4.06.2010

mutlak

abbe pierre / albert jacquard

özgürlük olmadan aşk var olamaz.

eğer bir varlık sonsuzsa, bir başlangıcı ve bir sonu olan zamanın içinde değildir. eğer sonsuzsa mükemmeldir.

bir toplum olduğu andan itibaren iktidarın olmaması mümkün değildir.

iki tür toplum vardır: içinde çoğunluğun gereksinimlerini karşıladığı, can çekişen ve temel gereksinimlerden yoksun azınlığın, çoğunluğun bir parkı güzelleştirmenin daha önemli olduğunu düşünmesi nedeniyle kendi haline bırakıldığı halklar; ve sefaletin çoğunluğun yaşamına egemen olduğu diğer ülkeler. bu ülkelerde demokrasi de olmayacaktır; çünkü ayrıcalıkları elinde bulunduran azınlık aynı zamanda düzen olarak adlandırılan şeyi korumak için orduyu elinde tutar.

hayran olmak filozof olmamaktır.

bizde en fazla kişinin haklı olduğu hiçbir şekilde kanıtlanmamıştır.

bir şefin zaferi için aralarındaki bir milyonu öldürenler sadece insanlardır: birbirlerini tanımayan insanlar, birbirlerini tanıyan ve birbirlerini öldürmeyen şeflerin buyruğuyla birbirlerini öldürmektedirler. bu şefler bir ellerinde şampanya kadehi ile birlikte el sıkışarak barış anlaşmasını imzalayacaklardır.

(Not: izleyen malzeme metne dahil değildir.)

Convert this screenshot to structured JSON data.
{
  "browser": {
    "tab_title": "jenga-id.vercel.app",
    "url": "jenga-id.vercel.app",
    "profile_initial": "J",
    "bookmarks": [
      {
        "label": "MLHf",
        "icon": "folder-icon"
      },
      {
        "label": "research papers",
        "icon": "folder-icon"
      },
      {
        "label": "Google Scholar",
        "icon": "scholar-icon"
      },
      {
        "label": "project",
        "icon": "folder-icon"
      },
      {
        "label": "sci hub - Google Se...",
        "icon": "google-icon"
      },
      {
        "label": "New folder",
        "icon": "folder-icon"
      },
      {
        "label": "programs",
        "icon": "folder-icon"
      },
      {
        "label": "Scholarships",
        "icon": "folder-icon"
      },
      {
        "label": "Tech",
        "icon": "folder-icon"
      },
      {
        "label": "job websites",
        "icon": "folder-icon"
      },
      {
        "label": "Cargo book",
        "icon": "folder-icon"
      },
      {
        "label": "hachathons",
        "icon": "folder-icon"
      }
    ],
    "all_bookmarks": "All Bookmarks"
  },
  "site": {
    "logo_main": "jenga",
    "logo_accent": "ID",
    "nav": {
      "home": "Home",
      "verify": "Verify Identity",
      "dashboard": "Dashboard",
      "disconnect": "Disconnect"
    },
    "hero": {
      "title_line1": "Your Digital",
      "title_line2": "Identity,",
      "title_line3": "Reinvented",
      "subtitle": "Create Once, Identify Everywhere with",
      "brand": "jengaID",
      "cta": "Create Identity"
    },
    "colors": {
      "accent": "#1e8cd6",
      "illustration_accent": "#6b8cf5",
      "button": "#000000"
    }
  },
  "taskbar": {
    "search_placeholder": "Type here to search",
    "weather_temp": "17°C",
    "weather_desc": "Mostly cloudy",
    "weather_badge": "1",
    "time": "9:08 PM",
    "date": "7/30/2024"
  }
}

çok alçak gönüllü olan hiçbir zaman yıldız yapılmaz.

ilk canlı varlıklar için ölüm yoktu. bakteriler ancak tüm dölleri yok edildiğinde ölebilirler; her biri çokluktur. bireysellikleri olmadığı için ölümlü değillerdir.

tiranın esas özelliği düşünmeyi engellemesidir.

insan türü dünya üzerinde, big bang'den 15 milyar yıl sonra belirmiştir; tüm türler gibi yaşam süresi birkaç yüz milyon yılla sınırlıdır.

herkes olabileceğinden fazlası olabilir.

her zaman sakınımsız yaşadım, yetersizliğimin bilincinde olarak.. yetersizliğinin bilincinde olmak aynı zamanda özgür, hayalci ve biraz kaba olmanın yoludur.

mutlak, önünde susulması gereken bir konudur.

gelecek yüzyıl için olan ütopyamı aşağı yukarı belirliyorum: mutlak paranın hükümranlığının ve rekabeti insanlığın gelişmesinin motoru yapan fikrin terk edildiği bir dünya. ne olursa olsun her bireyin değerinin kabul edileceği bir dünya; ırkçılık kavramının tamamen yok olduğu bir dünya. diğerinin zenginliğini ve aynı zamanda diğeri ile yaşamanın zorluğunu ve gerekliliğini anlamış olarak, daha geniş bir ortak alanda sınırlar aşılmış olacaktır; toplulukların daha az coğrafi tanımı ile.